DOI: 10.36347/sjmcr.2014.v02i11.002

Pages: 705-707

Kartagener’s syndrome is an autosomal recessive disorder characterised by classical triad of situs inversus, bronchiectasis, and sinusitis. This syndrome is seen in 1 in 20000 to 1 in 60000. A 17 year old female student presented with recurrent cold, headache from the past 7 years. Last year she developed cough with expectoration .Her family history was not significant. On ENT examination she had tenderness over on frontal sinus. Ear and Throat examination were normal. Clinical examination revealed apical impulse on right side at 5th intercostals space at 1inch lateral to mid clavicular line. Heart sounds were prominent on right side. Respiratory examination was normal. Chest X-ray revealed Dextrocardia while Electrocardiography and 2D- Echo supported it. X-ray paranasal sinuses showed features of sinusitis. High Resolution computed Tomography showed bronchiectatic changes in mid zones and situs inversus.

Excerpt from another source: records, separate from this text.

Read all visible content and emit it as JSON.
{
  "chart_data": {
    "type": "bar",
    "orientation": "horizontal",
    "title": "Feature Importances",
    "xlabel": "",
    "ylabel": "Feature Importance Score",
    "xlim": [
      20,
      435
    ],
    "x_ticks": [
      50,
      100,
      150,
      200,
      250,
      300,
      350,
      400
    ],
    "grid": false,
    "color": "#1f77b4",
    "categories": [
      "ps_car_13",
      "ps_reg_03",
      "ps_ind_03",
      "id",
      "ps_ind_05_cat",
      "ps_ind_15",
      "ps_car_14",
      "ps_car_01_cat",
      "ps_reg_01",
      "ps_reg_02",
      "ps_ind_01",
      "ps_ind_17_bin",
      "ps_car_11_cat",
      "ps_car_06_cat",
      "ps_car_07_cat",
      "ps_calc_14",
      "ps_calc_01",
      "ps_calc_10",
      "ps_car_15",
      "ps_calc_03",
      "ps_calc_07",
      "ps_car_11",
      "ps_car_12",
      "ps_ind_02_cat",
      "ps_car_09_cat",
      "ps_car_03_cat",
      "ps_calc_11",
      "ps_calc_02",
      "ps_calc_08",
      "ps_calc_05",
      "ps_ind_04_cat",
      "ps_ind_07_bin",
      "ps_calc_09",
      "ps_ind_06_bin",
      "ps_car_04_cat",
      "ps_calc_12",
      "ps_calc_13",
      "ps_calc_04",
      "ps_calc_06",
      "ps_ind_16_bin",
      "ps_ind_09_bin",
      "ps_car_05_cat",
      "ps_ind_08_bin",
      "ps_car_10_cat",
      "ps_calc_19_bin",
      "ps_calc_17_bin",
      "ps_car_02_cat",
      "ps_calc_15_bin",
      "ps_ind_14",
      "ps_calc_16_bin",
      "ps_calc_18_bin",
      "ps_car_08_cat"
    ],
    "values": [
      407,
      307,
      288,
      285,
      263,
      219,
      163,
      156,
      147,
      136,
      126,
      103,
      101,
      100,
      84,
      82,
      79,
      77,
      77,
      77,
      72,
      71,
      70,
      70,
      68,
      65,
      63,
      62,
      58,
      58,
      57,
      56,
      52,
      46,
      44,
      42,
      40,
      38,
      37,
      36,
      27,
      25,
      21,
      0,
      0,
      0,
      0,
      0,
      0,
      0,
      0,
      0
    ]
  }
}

Spirometry shows borderline obstructive pattern. Sputum for Acid-fast bacilli negative and culture for pathogenic organisms remained sterile. Saccharin test was positive after 44 min. Invasive procedures were not done and diagnosis was made clinicoradiologically. As this syndrome is rare in females, fertility issues and hearing defects can be anticipated during course of time. Hence, thorough counselling and diagnosis (Otorhinological &Chest examination) should be made at the earliest. Early diagnosis and counselling will help the patients to take precautionary measures to prevent complications (i.e. fallopian tube blockage, conductive hearing defects, etc) in future.